Auf Alrosa entfällt etwa ein Drittel des weltweiten Rohdiamantenangebots, und die 80-Milliarden-Dollar-Branche (80 Milliarden Euro) geriet in Aufruhr, als Schleifer, Polierer und Händler nach Möglichkeiten suchten, weiterhin von Russland zu kaufen, während ihre Banken die Zahlungen nicht finanzieren konnten oder wollten. Der plötzliche Mangel an Steinen liess die Preise für Diamanten in die Höhe schnellen, insbesondere für die kleineren und billigeren Edelsteine, auf die sich Alrosa spezialisiert hat.

Nach monatelangem Stillstand aufgrund der US-Sanktionen verkauft Alrosa nun wieder Diamanten im Wert von über 250 Millionen Dollar pro Monat. Damit liegen die Umsätze derzeit nur etwa 50 bis 100 Millionen Dollar pro Monat unter dem Vorkriegsniveau, wie mit der Angelegenheit vertraute Personen berichten. Die Verkäufe sind wieder angelaufen, da einige indische Banken sich mit der Abwicklung von Transaktionen in anderen Währungen als dem Dollar angefreundet hätten, sagten die Personen, die nicht namentlich genannt werden wollten.

Abnehmer in Indien und Europa

Die meisten russischen Steine gehen an Hersteller in Indien - dem grössten unter einer Handvoll Branchenzentren, wo Hunderte von meist familiengeführten Unternehmen Rohdiamanten zu fertigen Produkten für Ohrringe und Verlobungsringe schleifen und polieren. Alrosa habe Diamanten an Abnehmer in Indien und Europa verkauft, meist im Tausch gegen Rupien, so die Personen.

Es gibt keine Hinweise darauf, dass bei den Verkäufen gegen Sanktionen oder Gesetze verstossen wurde.
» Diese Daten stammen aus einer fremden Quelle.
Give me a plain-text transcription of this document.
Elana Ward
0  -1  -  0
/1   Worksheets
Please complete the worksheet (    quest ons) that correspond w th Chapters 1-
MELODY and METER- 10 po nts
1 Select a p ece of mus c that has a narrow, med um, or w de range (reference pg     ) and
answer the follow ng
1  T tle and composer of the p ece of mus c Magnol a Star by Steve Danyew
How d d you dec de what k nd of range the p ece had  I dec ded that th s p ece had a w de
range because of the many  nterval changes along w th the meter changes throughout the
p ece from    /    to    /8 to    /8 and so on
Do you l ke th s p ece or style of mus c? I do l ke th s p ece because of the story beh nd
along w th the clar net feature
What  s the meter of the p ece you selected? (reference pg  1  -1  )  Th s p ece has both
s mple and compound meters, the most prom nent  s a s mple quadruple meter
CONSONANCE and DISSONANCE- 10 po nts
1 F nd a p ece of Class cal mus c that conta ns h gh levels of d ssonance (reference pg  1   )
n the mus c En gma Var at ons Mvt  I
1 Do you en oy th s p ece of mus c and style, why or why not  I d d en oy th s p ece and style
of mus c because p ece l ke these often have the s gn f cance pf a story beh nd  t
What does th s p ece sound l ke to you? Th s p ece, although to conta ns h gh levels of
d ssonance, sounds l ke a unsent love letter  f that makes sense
Aber es gebe immer noch ein weit verbreitetes Unbehagen über die Konsequenzen des Handels mit russischen Waren, sagten die Personen. Die Geschäfte werden diskret abgewickelt - selbst nach den Massstäben der bekanntlich verschwiegenen Diamantenbranche - und Alrosa hat die Veröffentlichung von Informationen über seine Verkäufe oder finanziellen Ergebnisse eingestellt.
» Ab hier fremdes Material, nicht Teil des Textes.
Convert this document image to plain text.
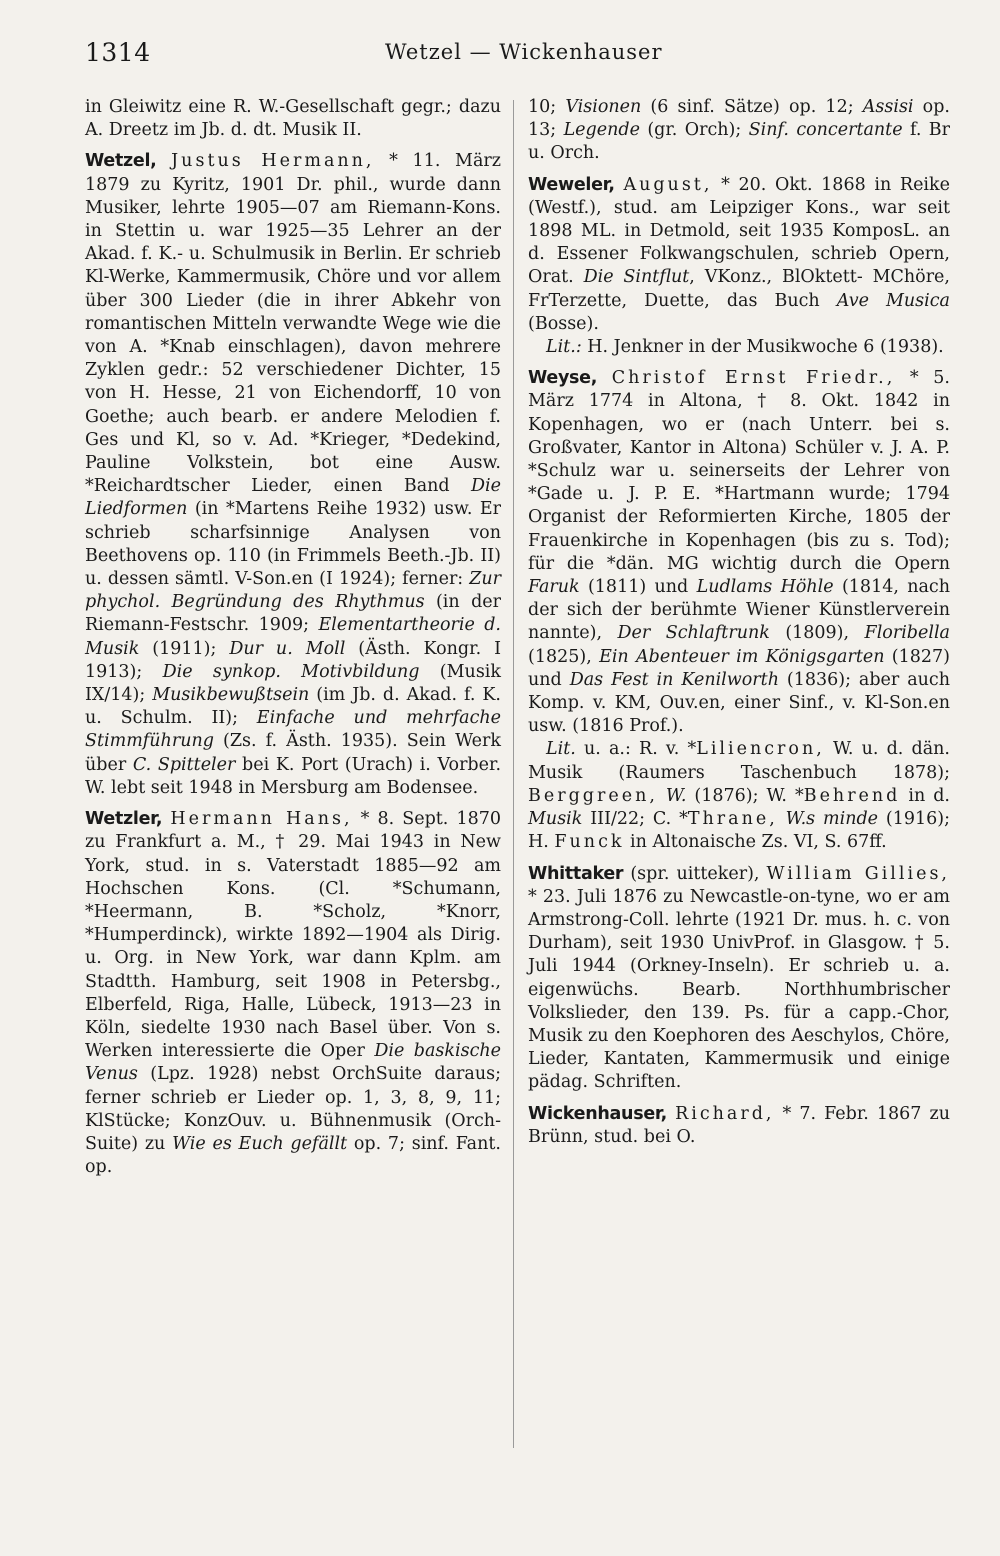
1314	Wetzel — Wickenhauser

in Gleiwitz eine R. W.-Gesellschaft gegr.; dazu A. Dreetz im Jb. d. dt. Musik II.

Wetzel, Justus Hermann, * 11. März 1879 zu Kyritz, 1901 Dr. phil., wurde dann Musiker, lehrte 1905—07 am Riemann-Kons. in Stettin u. war 1925—35 Lehrer an der Akad. f. K.- u. Schulmusik in Berlin. Er schrieb Kl-Werke, Kammermusik, Chöre und vor allem über 300 Lieder (die in ihrer Abkehr von romantischen Mitteln verwandte Wege wie die von A. *Knab einschlagen), davon mehrere Zyklen gedr.: 52 verschiedener Dichter, 15 von H. Hesse, 21 von Eichendorff, 10 von Goethe; auch bearb. er andere Melodien f. Ges und Kl, so v. Ad. *Krieger, *Dedekind, Pauline Volkstein, bot eine Ausw. *Reichardtscher Lieder, einen Band Die Liedformen (in *Martens Reihe 1932) usw. Er schrieb scharfsinnige Analysen von Beethovens op. 110 (in Frimmels Beeth.-Jb. II) u. dessen sämtl. V-Son.en (I 1924); ferner: Zur phychol. Begründung des Rhythmus (in der Riemann-Festschr. 1909; Elementartheorie d. Musik (1911); Dur u. Moll (Ästh. Kongr. I 1913); Die synkop. Motivbildung (Musik IX/14); Musikbewußtsein (im Jb. d. Akad. f. K. u. Schulm. II); Einfache und mehrfache Stimmführung (Zs. f. Ästh. 1935). Sein Werk über C. Spitteler bei K. Port (Urach) i. Vorber. W. lebt seit 1948 in Mersburg am Bodensee.

Wetzler, Hermann Hans, * 8. Sept. 1870 zu Frankfurt a. M., † 29. Mai 1943 in New York, stud. in s. Vaterstadt 1885—92 am Hochschen Kons. (Cl. *Schumann, *Heermann, B. *Scholz, *Knorr, *Humperdinck), wirkte 1892—1904 als Dirig. u. Org. in New York, war dann Kplm. am Stadtth. Hamburg, seit 1908 in Petersbg., Elberfeld, Riga, Halle, Lübeck, 1913—23 in Köln, siedelte 1930 nach Basel über. Von s. Werken interessierte die Oper Die baskische Venus (Lpz. 1928) nebst OrchSuite daraus; ferner schrieb er Lieder op. 1, 3, 8, 9, 11; KlStücke; KonzOuv. u. Bühnenmusik (Orch-Suite) zu Wie es Euch gefällt op. 7; sinf. Fant. op.

10; Visionen (6 sinf. Sätze) op. 12; Assisi op. 13; Legende (gr. Orch); Sinf. concertante f. Br u. Orch.

Weweler, August, * 20. Okt. 1868 in Reike (Westf.), stud. am Leipziger Kons., war seit 1898 ML. in Detmold, seit 1935 KomposL. an d. Essener Folkwangschulen, schrieb Opern, Orat. Die Sintflut, VKonz., BlOktett- MChöre, FrTerzette, Duette, das Buch Ave Musica (Bosse).

Lit.: H. Jenkner in der Musikwoche 6 (1938).

Weyse, Christof Ernst Friedr., * 5. März 1774 in Altona, † 8. Okt. 1842 in Kopenhagen, wo er (nach Unterr. bei s. Großvater, Kantor in Altona) Schüler v. J. A. P. *Schulz war u. seinerseits der Lehrer von *Gade u. J. P. E. *Hartmann wurde; 1794 Organist der Reformierten Kirche, 1805 der Frauenkirche in Kopenhagen (bis zu s. Tod); für die *dän. MG wichtig durch die Opern Faruk (1811) und Ludlams Höhle (1814, nach der sich der berühmte Wiener Künstlerverein nannte), Der Schlaftrunk (1809), Floribella (1825), Ein Abenteuer im Königsgarten (1827) und Das Fest in Kenilworth (1836); aber auch Komp. v. KM, Ouv.en, einer Sinf., v. Kl-Son.en usw. (1816 Prof.).

Lit. u. a.: R. v. *Liliencron, W. u. d. dän. Musik (Raumers Taschenbuch 1878); Berggreen, W. (1876); W. *Behrend in d. Musik III/22; C. *Thrane, W.s minde (1916); H. Funck in Altonaische Zs. VI, S. 67ff.

Whittaker (spr. uitteker), William Gillies, * 23. Juli 1876 zu Newcastle-on-tyne, wo er am Armstrong-Coll. lehrte (1921 Dr. mus. h. c. von Durham), seit 1930 UnivProf. in Glasgow. † 5. Juli 1944 (Orkney-Inseln). Er schrieb u. a. eigenwüchs. Bearb. Northhumbrischer Volkslieder, den 139. Ps. für a capp.-Chor, Musik zu den Koephoren des Aeschylos, Chöre, Lieder, Kantaten, Kammermusik und einige pädag. Schriften.

Wickenhauser, Richard, * 7. Febr. 1867 zu Brünn, stud. bei O.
Ein Sprecher von Alrosa lehnte eine Stellungnahme ab.

Wichtigsten Quellen für Edelsteine

Die Rückkehr einer der weltweit wichtigsten Quellen für Edelsteine bedeutet eine Entlastung für die Produzenten und Händler, die auf diese Steine angewiesen sind. Allerdings zeigten die Rohdiamantenpreise bereits Anzeichen einer Abschwächung als Reaktion auf die sich verschlechternden Wirtschaftsaussichten, und das erhöhte Angebot trägt zu einer weiteren Schwächung bei.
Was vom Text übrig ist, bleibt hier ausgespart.